"Bitshares and Steemit both run on blockchains. If the insiders were printing tokens for themselves outside of the distribution plan stated in the whitepaper and other documentation, that would clearly be fraud. That is what Vays is intoning."
You do understand how PoS works, yes? I don't take Vays' critique to imply that there's any fraud involved, just that the PoS systems employed are a toxic system of rewarding those who have the most. It's challenging for me to see PoS (or DPoS) as something much different than that (reward those with the most, aka capitalism), tho one can make a similar argument re: PoW. However, I infer Tone's point as thus: PoS does allow for early whales to accrue and sequester an amount of commodity which seems toxic to the community. Perhaps as these ecosystems evolve, there will come a time where a blockchain doesn't allow for such hoarding, something like a countdown timer - where your unspent balance is reduced over time, a sort of incentive to spend and not save. aka - boost your economy.
"Perhaps as these ecosystems evolve, there will come a time where a blockchain doesn't allow for such hoarding, something like a countdown timer - where your unspent balance is reduced over time, a sort of incentive to spend and not save. aka - boost your economy."
Umm, what? Will someone please explain to me what is wrong with "hoarding"? It is called savings. If I earn money it is my right to save it, spend it, whatever. It is not your right or anyone else's to force someone to spend their money. You do realize you are advocating what central banks are doing by creating negative interest rates and punishing savers and investors and trying to force them to spend their money.
Perhaps we have a fundamental difference of what an 'economy' is? I tend to envision an economy is where goods and services are freely exchanged and traded, not a place where resources are hoarded (to the detriment of the whole.) There is no forcing to spend in my illustration. You're welcome to save and hoard, but to maximize your buying power, you'd want to actually contribute to the economy, versus extract from it.
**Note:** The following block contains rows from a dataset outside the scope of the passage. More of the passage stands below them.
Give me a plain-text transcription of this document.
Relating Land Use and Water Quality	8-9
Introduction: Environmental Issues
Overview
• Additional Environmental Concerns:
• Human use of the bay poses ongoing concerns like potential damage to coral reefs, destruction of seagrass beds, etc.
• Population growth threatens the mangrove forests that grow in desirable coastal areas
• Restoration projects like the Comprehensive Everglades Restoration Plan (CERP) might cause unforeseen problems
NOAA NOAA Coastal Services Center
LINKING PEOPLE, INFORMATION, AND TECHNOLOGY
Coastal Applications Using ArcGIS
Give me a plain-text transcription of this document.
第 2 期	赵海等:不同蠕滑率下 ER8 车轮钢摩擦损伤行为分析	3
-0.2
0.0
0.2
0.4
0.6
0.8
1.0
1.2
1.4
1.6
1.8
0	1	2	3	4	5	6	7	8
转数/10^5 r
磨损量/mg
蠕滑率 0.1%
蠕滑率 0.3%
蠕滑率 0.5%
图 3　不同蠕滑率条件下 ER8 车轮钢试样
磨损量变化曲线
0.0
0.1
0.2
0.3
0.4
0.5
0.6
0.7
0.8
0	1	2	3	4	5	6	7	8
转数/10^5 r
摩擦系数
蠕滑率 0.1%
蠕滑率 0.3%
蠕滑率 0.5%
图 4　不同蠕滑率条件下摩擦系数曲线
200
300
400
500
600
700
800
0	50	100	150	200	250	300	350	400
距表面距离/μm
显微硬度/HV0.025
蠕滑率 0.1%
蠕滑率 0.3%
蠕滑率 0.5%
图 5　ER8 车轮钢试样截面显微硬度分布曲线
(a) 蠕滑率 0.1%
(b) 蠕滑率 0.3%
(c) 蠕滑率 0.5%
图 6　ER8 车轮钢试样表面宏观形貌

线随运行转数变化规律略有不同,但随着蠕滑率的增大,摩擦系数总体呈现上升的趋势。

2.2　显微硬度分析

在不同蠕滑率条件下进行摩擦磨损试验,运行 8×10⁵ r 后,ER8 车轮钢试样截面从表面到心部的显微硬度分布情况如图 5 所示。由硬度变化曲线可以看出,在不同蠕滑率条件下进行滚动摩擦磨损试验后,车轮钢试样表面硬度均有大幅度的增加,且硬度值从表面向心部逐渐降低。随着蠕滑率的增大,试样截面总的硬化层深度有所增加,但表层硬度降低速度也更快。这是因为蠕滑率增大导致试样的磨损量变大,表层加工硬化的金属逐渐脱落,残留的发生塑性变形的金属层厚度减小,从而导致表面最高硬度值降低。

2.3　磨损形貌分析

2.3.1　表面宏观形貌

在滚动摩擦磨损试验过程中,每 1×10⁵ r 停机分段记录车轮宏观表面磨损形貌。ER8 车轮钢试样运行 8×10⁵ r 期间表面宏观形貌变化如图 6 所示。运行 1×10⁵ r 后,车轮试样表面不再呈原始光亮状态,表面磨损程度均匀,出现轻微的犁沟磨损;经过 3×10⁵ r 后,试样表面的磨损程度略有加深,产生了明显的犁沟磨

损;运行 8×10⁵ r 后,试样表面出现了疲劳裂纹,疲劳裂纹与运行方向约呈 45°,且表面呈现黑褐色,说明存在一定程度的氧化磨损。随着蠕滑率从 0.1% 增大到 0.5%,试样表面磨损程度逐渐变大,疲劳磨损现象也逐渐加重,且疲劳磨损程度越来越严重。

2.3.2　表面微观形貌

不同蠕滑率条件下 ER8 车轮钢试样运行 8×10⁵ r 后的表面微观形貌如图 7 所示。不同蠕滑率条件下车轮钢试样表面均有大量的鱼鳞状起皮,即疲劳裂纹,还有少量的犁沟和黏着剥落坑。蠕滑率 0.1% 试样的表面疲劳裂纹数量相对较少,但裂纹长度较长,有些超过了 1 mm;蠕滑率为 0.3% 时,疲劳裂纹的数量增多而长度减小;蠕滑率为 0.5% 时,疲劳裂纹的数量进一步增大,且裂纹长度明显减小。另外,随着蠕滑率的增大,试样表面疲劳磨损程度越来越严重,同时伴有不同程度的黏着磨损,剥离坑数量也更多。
saving money is not a detriment to anyone else. this is ridiculous. Freely exchanged and traded is by free will. Yes, by definition, you wish to force people to spend. At any rate, your model is the same flawed model we are operating under now. i.e. spending is good so we need to create a credit bubble to give people ever more money to spend to "help the economy"
The "stick" approach, where your buying power gets reduced overtime, is clearly a non-starter. I regret framing the idea that way, the "carrot" seems a much better way: Provide an incentive to spend the credits sooner rather than later. Say by a diminishing reward/bonus for doing so. Saving is fine, you can still accrue interest at market rates, but if you spend newly received inputs, you get a bonus for doing so, that bonus would rapidly reduce.
I get your point, @asabovesobelow, though it is probably most applicable to Bitshares and the early PoS projects that preceeded it. But, it appears you do not understand Steem.
"Perhaps as these ecosystems evolve, there will come a time where a blockchain doesn't allow for such hoarding, something like a countdown timer - where your unspent balance is reduced over time, a sort of incentive to spend and not save. "
That is exactly what Steem does. The high inflation rate dilutes long-term holders over time by paying out new Steem tokens to the content creators and curators. Yes, some of the new tokens are paid back to the SteemPower holders, but not at a high enough rate to prevent diluting their stake. If you hold SteemPower you are still getting diluted, though at a slower rate than holders of Steem and SMD.
Please correct me if I am wrong, folks, but holding high SteemPower does not confer the power to get more tokens at a rate faster than the dilution. Yes, you can vote on the miners, but nobody in Steem holds anywhere close to 51% of the tokens. SteemPower doesn't boost your own posts, does it? It boosts your votes on other people's posts.
Also, if that was Vays concern, then it is quite clear that the rules of the EOS token sale were designed to distribute the token as widely and fairly as possible, preventing early hoarding by insiders or whales.
Bitcoin mining has the same problem, nowadays, were it takes capital intensive specialist hardware to mine. This goes against what Satoshi was trying to achieve.
Vays could have educated himself on this stuff. To accuse Larimer of "shady" intent shows that he hasn't been reading what Larimer has actually written.